Diese Analyse kann den Eindruck erwecken, der neutrale Chronist entwerte durch die Kritik an Zug den SCB-Sieg. Doch so ist es nicht. Ganz im Gegenteil.
Der SCB verdankt Guy Boucher seine Erfolgsserie im Cup. Denn unter dem gescheiterten NHL-General ist ein solches Larifari-Spiel wie es die Zuger in Bern gezeigt haben nicht denkbar. Das lässt seine untadelige, nie angezweifelte professionelle Einstellung nicht zu. So gesehen besteht Hoffnung, dass der SCB wieder eine Siegermentalität entwickeln kann.

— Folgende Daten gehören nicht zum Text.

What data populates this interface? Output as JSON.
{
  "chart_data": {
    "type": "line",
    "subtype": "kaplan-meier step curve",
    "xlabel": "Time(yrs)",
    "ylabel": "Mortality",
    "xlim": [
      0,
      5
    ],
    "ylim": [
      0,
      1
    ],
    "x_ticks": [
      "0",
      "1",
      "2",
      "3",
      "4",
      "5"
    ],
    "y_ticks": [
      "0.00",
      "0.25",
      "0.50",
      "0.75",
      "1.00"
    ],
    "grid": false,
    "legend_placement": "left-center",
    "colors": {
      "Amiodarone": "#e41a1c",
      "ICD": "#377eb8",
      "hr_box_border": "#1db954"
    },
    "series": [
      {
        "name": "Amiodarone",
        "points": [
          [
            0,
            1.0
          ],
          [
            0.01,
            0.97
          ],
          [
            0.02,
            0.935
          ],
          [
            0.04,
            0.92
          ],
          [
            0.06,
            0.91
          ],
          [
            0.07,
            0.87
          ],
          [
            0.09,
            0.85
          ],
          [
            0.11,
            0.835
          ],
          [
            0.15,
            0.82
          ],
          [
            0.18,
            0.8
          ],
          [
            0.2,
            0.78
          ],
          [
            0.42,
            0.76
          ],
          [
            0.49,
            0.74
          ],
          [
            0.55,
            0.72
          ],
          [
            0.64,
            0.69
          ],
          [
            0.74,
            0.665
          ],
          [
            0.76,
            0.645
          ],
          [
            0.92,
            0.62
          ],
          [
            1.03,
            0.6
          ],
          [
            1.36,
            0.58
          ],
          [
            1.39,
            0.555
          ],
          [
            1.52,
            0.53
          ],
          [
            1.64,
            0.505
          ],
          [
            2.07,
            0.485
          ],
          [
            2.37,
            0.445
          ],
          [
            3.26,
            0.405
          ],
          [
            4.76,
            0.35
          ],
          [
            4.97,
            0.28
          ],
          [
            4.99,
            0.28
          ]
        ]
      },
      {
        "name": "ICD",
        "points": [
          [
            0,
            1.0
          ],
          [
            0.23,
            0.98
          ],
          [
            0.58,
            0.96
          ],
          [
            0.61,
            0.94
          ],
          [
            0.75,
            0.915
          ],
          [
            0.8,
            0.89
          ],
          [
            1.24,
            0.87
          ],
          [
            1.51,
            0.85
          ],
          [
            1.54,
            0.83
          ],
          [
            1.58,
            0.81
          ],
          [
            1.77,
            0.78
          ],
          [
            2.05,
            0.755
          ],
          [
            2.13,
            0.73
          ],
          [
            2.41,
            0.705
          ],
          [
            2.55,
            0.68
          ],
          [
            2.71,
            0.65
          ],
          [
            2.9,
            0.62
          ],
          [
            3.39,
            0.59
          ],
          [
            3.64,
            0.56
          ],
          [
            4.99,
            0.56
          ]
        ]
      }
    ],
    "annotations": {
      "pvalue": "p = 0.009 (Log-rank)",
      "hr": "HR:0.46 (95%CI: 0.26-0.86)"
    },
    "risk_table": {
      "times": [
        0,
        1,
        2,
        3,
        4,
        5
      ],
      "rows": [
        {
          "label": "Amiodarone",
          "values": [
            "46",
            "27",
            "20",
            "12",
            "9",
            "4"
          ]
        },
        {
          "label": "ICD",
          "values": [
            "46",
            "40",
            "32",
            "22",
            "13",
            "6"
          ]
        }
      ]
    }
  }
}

Der SCB ist daher Cup-Favorit. Weil die Konkurrenz offenbar den Cup nicht will. Arno Del Curto hat bereits in der ersten Runde so viele Spieler geschont, dass es gelungen ist, gegen den Erstligisten Dübendorf (!) eine Niederlage herbeizuführen (4:5 n.V.). Er ist der einzige Trainer der Liga, der sich solche Eskapaden leisten kann ohne dass seine Jungs Schaden an der sportlichen Seele nehmen. Der Meister ist nicht mehr im Wettbewerb.
Lugano, auf dem Papier auch ein Anwärter auf den Titel, ist gegen die Lakers kläglich gescheitert. Damit bleibt als letzter ernsthafter Rivale, der auf Augenhöhe mit dem SCB spielen kann, eigentlich nur noch der ZSC.
Der Cup bringt den Erstligisten und den NLB-Klubs aufregende Spiele und Geld in die Kassen. Der Cup könnte eine tolle Sache sein – wenn er von allen NLA-Klubs ernstgenommen würde. Aber das ist nun mal nicht der Fall.
Der Cup bringt in der NLA bei den Spielern und beim Publikum den Stallgeruch einfach nicht aus den Kleidern, bloss ein reines Marketing-Produkt ohne sportliche Seele zu sein. Das ist sehr, sehr schade. Im Fussball wäre es unvorstellbar, dass YB bei einem Cup-Achtelfinal gegen GC allen Saisonkarten-Besitzern gratis Eintritt gewährt, damit überhaupt Zuschauer kommen. Bei der nominellen Spitzenpaarung SC Bern gegen Zug war aber genau dies der Fall. Was nichts kostet, ist nichts wert.